Si vous dépassez le seuil de franchise en cours d'année, vous devenez redevable de la TVA à partir du premier jour du mois du dépassement. Toutes les factures émises depuis ce moment doivent inclure la TVA, même si vous n'avez pas encore reçu votre numéro de TVA intracommunautaire. Signalez immédiatement le dépassement à votre service des impôts pour obtenir ce numéro rapidement et éviter de facturer en situation irrégulière.

Mentions obligatoires sur une facture sans TVA : la liste complète

L'absence de TVA ne dispense pas de respecter les autres mentions obligatoires prévues par l'article L441-9 du Code de commerce. Une facture incomplète, même émise de bonne foi, peut être rejetée par un client ou sanctionnée lors d'un contrôle.

Les mentions indispensables sont : le nom ou la raison sociale du vendeur, son adresse, son numéro SIREN ou SIRET, la date d'émission de la facture, la date de réalisation de la prestation ou de la livraison, la description précise des produits ou services, la quantité, le prix unitaire hors taxe, le montant total, et bien sûr la mention d'exonération ou de franchise adaptée à la situation.

Pour les auto-entrepreneurs, le numéro SIRET suffit. Les entreprises individuelles et les sociétés doivent en plus mentionner leur forme juridique et leur capital social. Pour les relations entre professionnels, les délais de paiement et les pénalités de retard doivent également figurer sur le document.

Risques et sanctions en cas de facture sans TVA émise à tort

Émettre une facture sans TVA alors que l'on est normalement assujetti expose à des conséquences financières sérieuses. L'administration fiscale peut réclamer le paiement de la TVA qui aurait dû être collectée, majorée d'une pénalité de 10 % pour insuffisance de déclaration, voire de 40 % en cas de manquement délibéré. Les intérêts de retard s'ajoutent au taux de 0,20 % par mois.

Le client qui a reçu la facture sans TVA ne peut pas non plus déduire une TVA qui n'a pas été facturée, ce qui peut créer des litiges commerciaux si la situation est découverte a posteriori. Certains contrats prévoient même des clauses de révision du prix si le régime fiscal du prestataire change en cours de mission.
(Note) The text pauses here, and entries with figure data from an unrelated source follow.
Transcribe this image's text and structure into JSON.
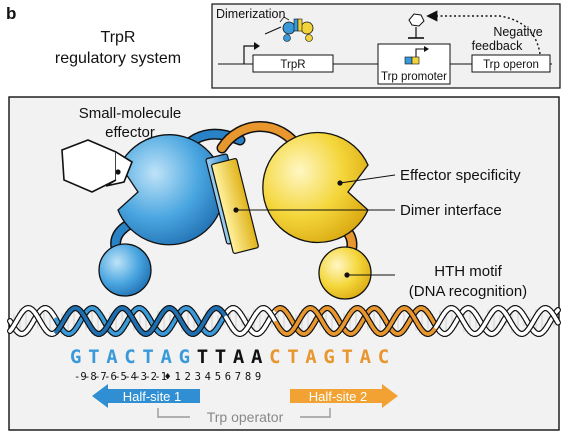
{
  "panel_label": "b",
  "system_title_line1": "TrpR",
  "system_title_line2": "regulatory system",
  "inset": {
    "dimerization": "Dimerization",
    "negative_line1": "Negative",
    "negative_line2": "feedback",
    "trpr_gene": "TrpR",
    "trp_promoter": "Trp promoter",
    "trp_operon": "Trp operon"
  },
  "labels": {
    "effector_line1": "Small-molecule",
    "effector_line2": "effector",
    "effector_specificity": "Effector specificity",
    "dimer_interface": "Dimer interface",
    "hth_line1": "HTH motif",
    "hth_line2": "(DNA recognition)"
  },
  "sequence": {
    "left": [
      "G",
      "T",
      "A",
      "C",
      "T",
      "A",
      "G"
    ],
    "middle": [
      "T",
      "T",
      "A",
      "A"
    ],
    "right": [
      "C",
      "T",
      "A",
      "G",
      "T",
      "A",
      "C"
    ],
    "positions": [
      "-9",
      "-8",
      "-7",
      "-6",
      "-5",
      "-4",
      "-3",
      "-2",
      "-1",
      "♦",
      "1",
      "2",
      "3",
      "4",
      "5",
      "6",
      "7",
      "8",
      "9"
    ]
  },
  "half_site_1": "Half-site 1",
  "half_site_2": "Half-site 2",
  "trp_operator": "Trp operator",
  "colors": {
    "blue": "#3a9ad9",
    "blue_dark": "#1f6fb0",
    "yellow": "#f3d33c",
    "orange": "#e8962e",
    "inset_bg": "#f1f1f1",
    "main_bg": "#f2f2f2",
    "operator_gray": "#999999"
  }
}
La situation inverse, facturer de la TVA alors qu'on est en franchise, est également problématique. La TVA facturée à tort est due à l'État (article 283-3 du CGI), même si le professionnel n'est pas redevable. Il doit la reverser sans pouvoir la récupérer sur ses propres achats, puisqu'il n'a pas de droit à déduction.

À retenir

  • Trois situations permettent d'émettre légalement une facture sans numéro de TVA : la franchise en base, l'exonération légale par secteur, et le non-assujettissement (associations hors champ).
  • La mention obligatoire pour les auto-entrepreneurs sous franchise est exactement : « TVA non applicable, article 293 B du CGI » ; son absence est une irrégularité formelle.
  • En 2024-2025, les seuils de franchise sont 85 000 euros pour la vente et 37 500 euros pour les services ; un dépassement en cours d'année rend redevable de la TVA dès le mois du dépassement.
  • Facturer sans TVA à tort expose au rappel de la TVA due, majoré de pénalités pouvant atteindre 40 % en cas de manquement délibéré.